Desde a campanha presidencial, Bolsonaro estimula a desconfiança no processo eleitoral. Sem apresentar qualquer tipo de evidência, alegou que as urnas eletrônicas foram fraudadas e que sua vitória teria sido maior do que efetivamente foi. A postura irresponsável de fazer uma acusação grave sem provas e organizar uma campanha de descrédito do sistema eleitoral levou os atores políticos a repudiar a posição do presidente.

Mas essa compreensível repulsa terminou bloqueando um debate que precisa ser feito. Há muitos anos uma parcela da comunidade acadêmica critica a abordagem de segurança adotada pela urna eletrônica: da opção de manter o código fechado à tecnologia de ciframento. Nos testes de segurança que são periodicamente conduzidos pelo TSE, esses acadêmicos têm apontado vulnerabilidades relevantes.

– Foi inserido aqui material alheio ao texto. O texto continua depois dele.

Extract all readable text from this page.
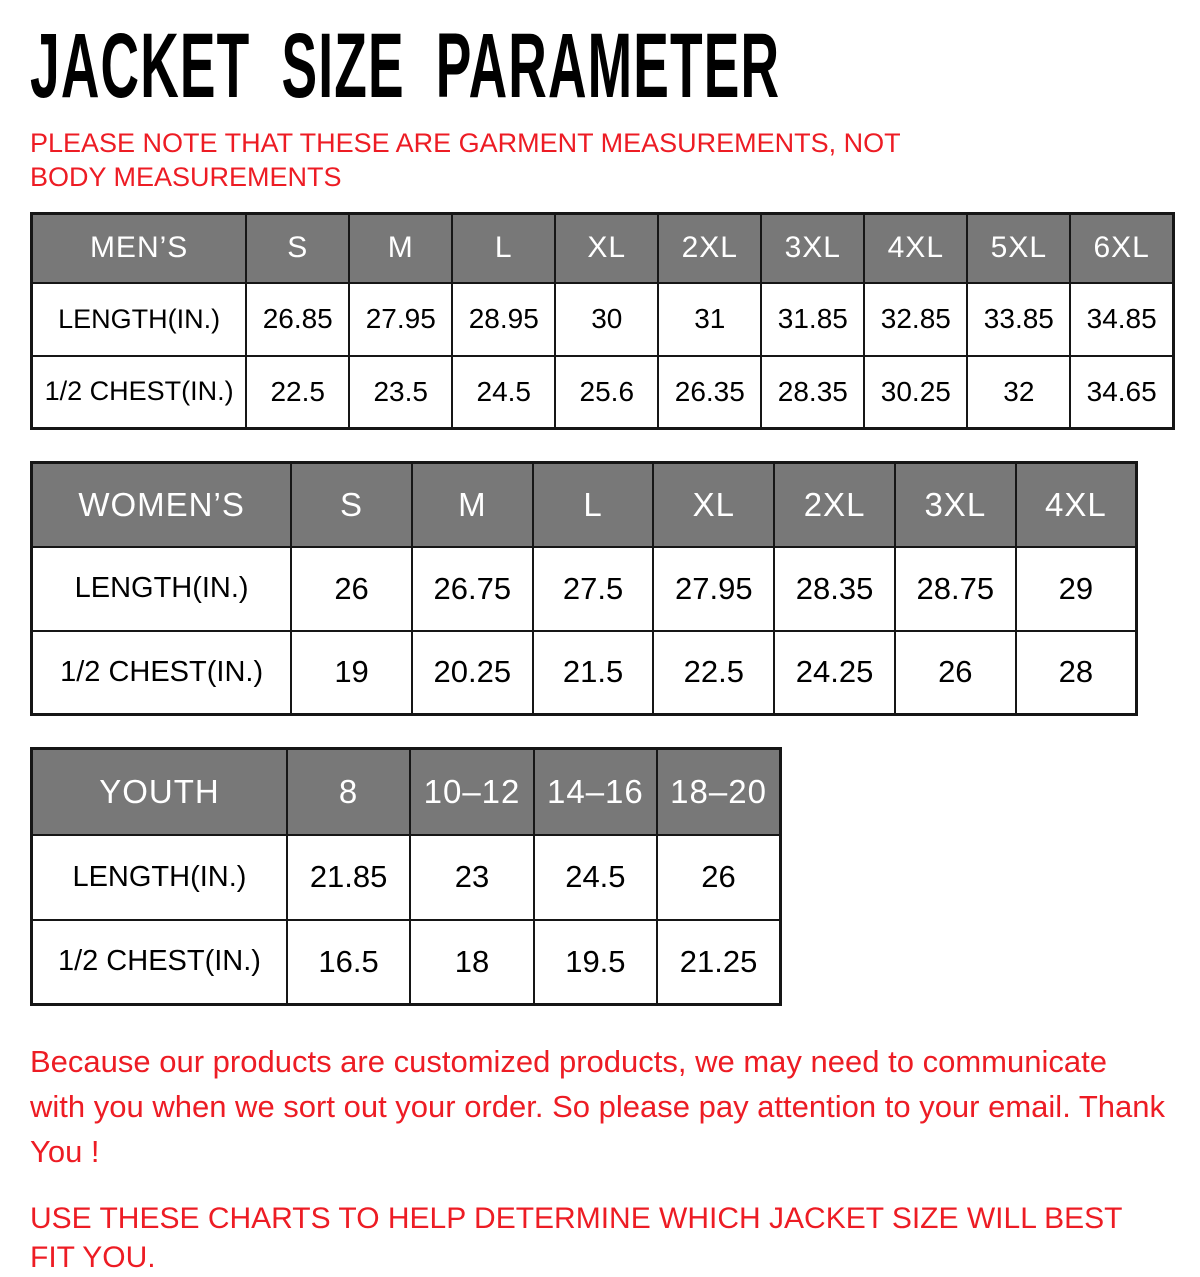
JACKET SIZE PARAMETER

PLEASE NOTE THAT THESE ARE GARMENT MEASUREMENTS, NOT BODY MEASUREMENTS

MEN’S	S	M	L	XL	2XL	3XL	4XL	5XL	6XL
LENGTH(IN.)	26.85	27.95	28.95	30	31	31.85	32.85	33.85	34.85
1/2 CHEST(IN.)	22.5	23.5	24.5	25.6	26.35	28.35	30.25	32	34.65
WOMEN’S	S	M	L	XL	2XL	3XL	4XL
LENGTH(IN.)	26	26.75	27.5	27.95	28.35	28.75	29
1/2 CHEST(IN.)	19	20.25	21.5	22.5	24.25	26	28
YOUTH	8	10–12	14–16	18–20
LENGTH(IN.)	21.85	23	24.5	26
1/2 CHEST(IN.)	16.5	18	19.5	21.25

Because our products are customized products, we may need to communicate with you when we sort out your order. So please pay attention to your email. Thank You !

USE THESE CHARTS TO HELP DETERMINE WHICH JACKET SIZE WILL BEST FIT YOU.
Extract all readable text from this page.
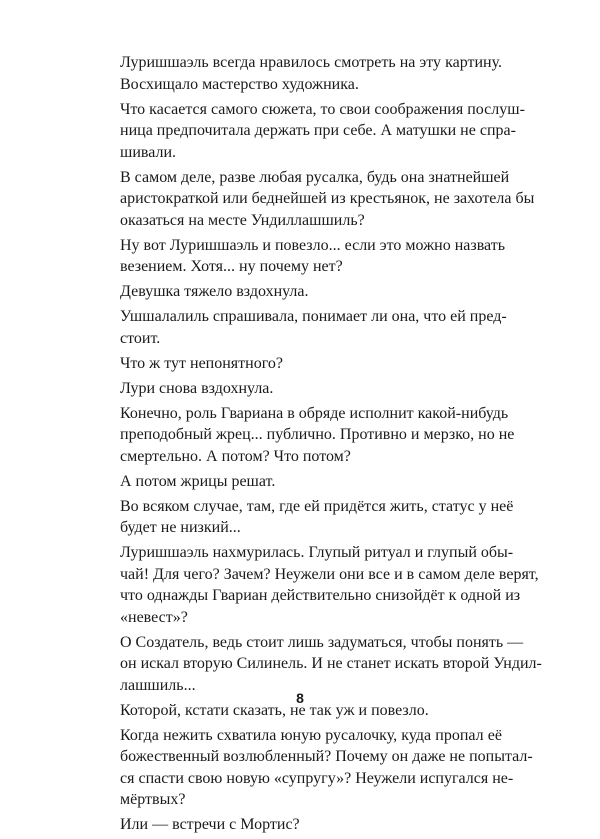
Луришшаэль всегда нравилось смотреть на эту картину.
Восхищало мастерство художника.
Что касается самого сюжета, то свои соображения послуш-
ница предпочитала держать при себе. А матушки не спра-
шивали.
В самом деле, разве любая русалка, будь она знатнейшей
аристократкой или беднейшей из крестьянок, не захотела бы
оказаться на месте Ундиллашшиль?
Ну вот Луришшаэль и повезло... если это можно назвать
везением. Хотя... ну почему нет?
Девушка тяжело вздохнула.
Ушшалалиль спрашивала, понимает ли она, что ей пред-
стоит.
Что ж тут непонятного?
Лури снова вздохнула.
Конечно, роль Гвариана в обряде исполнит какой-нибудь
преподобный жрец... публично. Противно и мерзко, но не
смертельно. А потом? Что потом?
А потом жрицы решат.
Во всяком случае, там, где ей придётся жить, статус у неё
будет не низкий...
Луришшаэль нахмурилась. Глупый ритуал и глупый обы-
чай! Для чего? Зачем? Неужели они все и в самом деле верят,
что однажды Гвариан действительно снизойдёт к одной из
«невест»?
О Создатель, ведь стоит лишь задуматься, чтобы понять —
он искал вторую Силинель. И не станет искать второй Ундил-
лашшиль...
Которой, кстати сказать, не так уж и повезло.
Когда нежить схватила юную русалочку, куда пропал её
божественный возлюбленный? Почему он даже не попытал-
ся спасти свою новую «супругу»? Неужели испугался не-
мёртвых?
Или — встречи с Мортис?
8
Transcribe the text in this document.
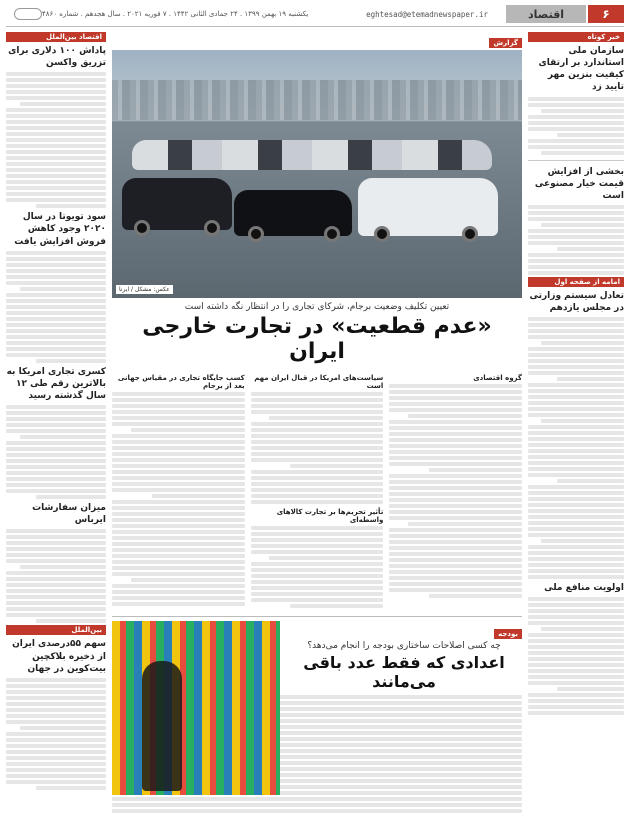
۶
اقتصاد
eghtesad@etemadnewspaper.ir
یکشنبه ۱۹ بهمن ۱۳۹۹ . ۲۴ جمادی الثانی ۱۴۴۲ . ۷ فوریه ۲۰۲۱ . سال هجدهم . شماره ۴۸۶۰
خبر کوتاه
سازمان ملی استاندارد بر ارتقای کیفیت بنزین مهر تایید زد
بخشی از افزایش قیمت خیار مصنوعی است
امامه از صفحه اول
تعادل سیستم وزارتی در مجلس یازدهم
اولویت منافع ملی
اقتصاد بین‌الملل
پاداش ۱۰۰ دلاری برای تزریق واکسن
سود تویوتا در سال ۲۰۲۰ وجود کاهش فروش افزایش یافت
کسری تجاری امریکا به بالاترین رقم طی ۱۲ سال گذشته رسید
میزان سفارشات ایرباس
بین‌الملل
سهم ۵۵درصدی ایران از ذخیره بلاکچین بیت‌کوین در جهان
گزارش
عکس: مشکل / ایرنا
تعیین تکلیف وضعیت برجام، شرکای تجاری را در انتظار نگه داشته است
«عدم قطعیت» در تجارت خارجی ایران
گروه اقتصادی
سیاست‌های امریکا در قبال ایران مهم است
تأثیر تحریم‌ها بر تجارت کالاهای واسطه‌ای
کسب جایگاه تجاری در مقیاس جهانی بعد از برجام
بودجه
چه کسی اصلاحات ساختاری بودجه را انجام می‌دهد؟
اعدادی که فقط عدد باقی می‌مانند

O presidente do TSE, Luis Roberto Barroso, durante coletiva de imprensa para falar sobre o atraso na divulgação do resultado do 1o turno das eleições. - Pedro Ladeira/Folhapress

Há também argumentos muito razoáveis em defesa do voto impresso, que permitiria uma auditoria não digital, como é feito em muitas democracias que adotam urnas eletrônicas. Isso tudo, evidentemente, não quer dizer que as eleições foram fraudadas nem que o sistema não seja confiável —apenas que ele pode ser mais seguro.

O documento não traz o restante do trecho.